Alla fine del mese scorso, era previsto l’arrivo del secondo di una serie di rapporti sulle valutazioni del Pentagono sui fenomeni aerei non identificati (Uap). Il National Defense Authorization Act (Ndaa) del 2022 imponeva che il rapporto fosse consegnato al Congresso entro il 31 ottobre, seguito da una versione non classificata del briefing messa successivamente a disposizione del pubblico. Il direttore dell’intelligence nazionale Avril Haines ha tempo fino a lunedì per fornire al Congresso il suo primo aggiornamento annuale non classificato sui fenomeni aerei inspiegabili, e nel prossimo rapporto dettagliare “tutti i nuovi incidenti Uap nell’ultimo anno e qualsiasi precedente incidenti non dichiarati”.
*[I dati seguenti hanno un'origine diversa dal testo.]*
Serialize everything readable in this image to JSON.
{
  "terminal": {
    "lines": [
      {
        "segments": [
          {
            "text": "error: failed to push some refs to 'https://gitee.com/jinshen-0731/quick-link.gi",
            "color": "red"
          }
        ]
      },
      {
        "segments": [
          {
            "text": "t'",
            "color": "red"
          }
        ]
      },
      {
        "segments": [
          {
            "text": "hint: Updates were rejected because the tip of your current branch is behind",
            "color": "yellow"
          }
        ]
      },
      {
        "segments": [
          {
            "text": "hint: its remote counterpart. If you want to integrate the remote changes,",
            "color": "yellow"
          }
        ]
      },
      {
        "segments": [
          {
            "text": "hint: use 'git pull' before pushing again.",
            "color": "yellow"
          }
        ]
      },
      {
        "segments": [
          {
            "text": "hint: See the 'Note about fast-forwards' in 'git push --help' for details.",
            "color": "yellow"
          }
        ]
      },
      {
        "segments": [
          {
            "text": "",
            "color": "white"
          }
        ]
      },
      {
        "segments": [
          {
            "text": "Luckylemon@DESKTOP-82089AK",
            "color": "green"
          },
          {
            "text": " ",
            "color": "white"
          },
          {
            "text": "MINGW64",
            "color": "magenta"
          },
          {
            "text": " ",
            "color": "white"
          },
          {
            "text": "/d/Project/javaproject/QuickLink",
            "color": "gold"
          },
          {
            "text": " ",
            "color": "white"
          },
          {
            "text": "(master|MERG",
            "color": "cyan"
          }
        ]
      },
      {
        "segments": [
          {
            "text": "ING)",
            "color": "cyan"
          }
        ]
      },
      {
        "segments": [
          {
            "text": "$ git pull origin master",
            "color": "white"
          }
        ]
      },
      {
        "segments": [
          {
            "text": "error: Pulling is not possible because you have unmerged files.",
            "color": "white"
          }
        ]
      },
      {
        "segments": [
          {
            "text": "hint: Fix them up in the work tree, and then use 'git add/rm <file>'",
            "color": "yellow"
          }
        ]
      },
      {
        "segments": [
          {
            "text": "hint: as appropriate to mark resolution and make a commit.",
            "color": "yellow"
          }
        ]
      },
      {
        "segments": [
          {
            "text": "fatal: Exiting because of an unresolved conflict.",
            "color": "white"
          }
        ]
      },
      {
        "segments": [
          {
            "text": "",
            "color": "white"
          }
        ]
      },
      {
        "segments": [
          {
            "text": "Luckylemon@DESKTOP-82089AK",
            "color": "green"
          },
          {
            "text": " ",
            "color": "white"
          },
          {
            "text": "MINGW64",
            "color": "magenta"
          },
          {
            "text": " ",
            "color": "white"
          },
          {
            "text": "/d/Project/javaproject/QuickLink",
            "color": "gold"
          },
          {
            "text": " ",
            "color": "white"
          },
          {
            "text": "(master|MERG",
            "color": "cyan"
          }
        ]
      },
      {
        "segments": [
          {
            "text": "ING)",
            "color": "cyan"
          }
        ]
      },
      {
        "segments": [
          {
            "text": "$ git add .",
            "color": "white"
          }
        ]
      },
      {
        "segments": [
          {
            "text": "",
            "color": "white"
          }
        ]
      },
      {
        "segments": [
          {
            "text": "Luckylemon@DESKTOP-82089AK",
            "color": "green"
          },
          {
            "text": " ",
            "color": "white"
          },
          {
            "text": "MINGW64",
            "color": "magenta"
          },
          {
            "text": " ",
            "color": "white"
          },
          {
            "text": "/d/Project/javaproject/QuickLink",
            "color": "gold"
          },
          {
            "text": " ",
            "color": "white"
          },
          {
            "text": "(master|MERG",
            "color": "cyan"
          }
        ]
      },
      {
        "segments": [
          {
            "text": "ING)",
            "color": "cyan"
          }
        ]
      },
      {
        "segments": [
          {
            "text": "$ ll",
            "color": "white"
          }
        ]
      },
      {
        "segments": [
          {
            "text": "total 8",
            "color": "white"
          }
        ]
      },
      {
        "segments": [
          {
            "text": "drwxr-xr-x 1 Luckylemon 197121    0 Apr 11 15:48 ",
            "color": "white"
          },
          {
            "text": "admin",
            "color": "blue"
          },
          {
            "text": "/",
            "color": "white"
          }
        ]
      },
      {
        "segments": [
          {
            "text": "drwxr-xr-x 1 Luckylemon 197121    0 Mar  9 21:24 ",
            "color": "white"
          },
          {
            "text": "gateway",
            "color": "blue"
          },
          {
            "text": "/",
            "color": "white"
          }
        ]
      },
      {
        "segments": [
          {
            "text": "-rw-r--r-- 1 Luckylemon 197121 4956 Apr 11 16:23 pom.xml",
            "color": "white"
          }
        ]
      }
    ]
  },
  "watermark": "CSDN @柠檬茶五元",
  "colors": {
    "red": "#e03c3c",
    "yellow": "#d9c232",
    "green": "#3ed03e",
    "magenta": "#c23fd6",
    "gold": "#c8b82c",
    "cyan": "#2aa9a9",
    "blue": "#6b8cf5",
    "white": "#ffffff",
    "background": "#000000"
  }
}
Ma il rapporto Uap non è ancora arrivato al Congresso. Infatti sullo stato del rapporto Uap mancante, la portavoce del Pentagono Sue Gough con Defense Press Operations, ha affermato che il Dod non avrebbe commentato comunque la relazione prima della sua consegna al Congresso. “Il Dipartimento della Difesa prende sul serio l’interesse pubblico per Uap”, ha concluso Gough, “e si impegna a rispettare i principi di apertura e responsabilità nei confronti del popolo americano che deve bilanciare con il suo obbligo di proteggere informazioni, fonti e metodi sensibili”.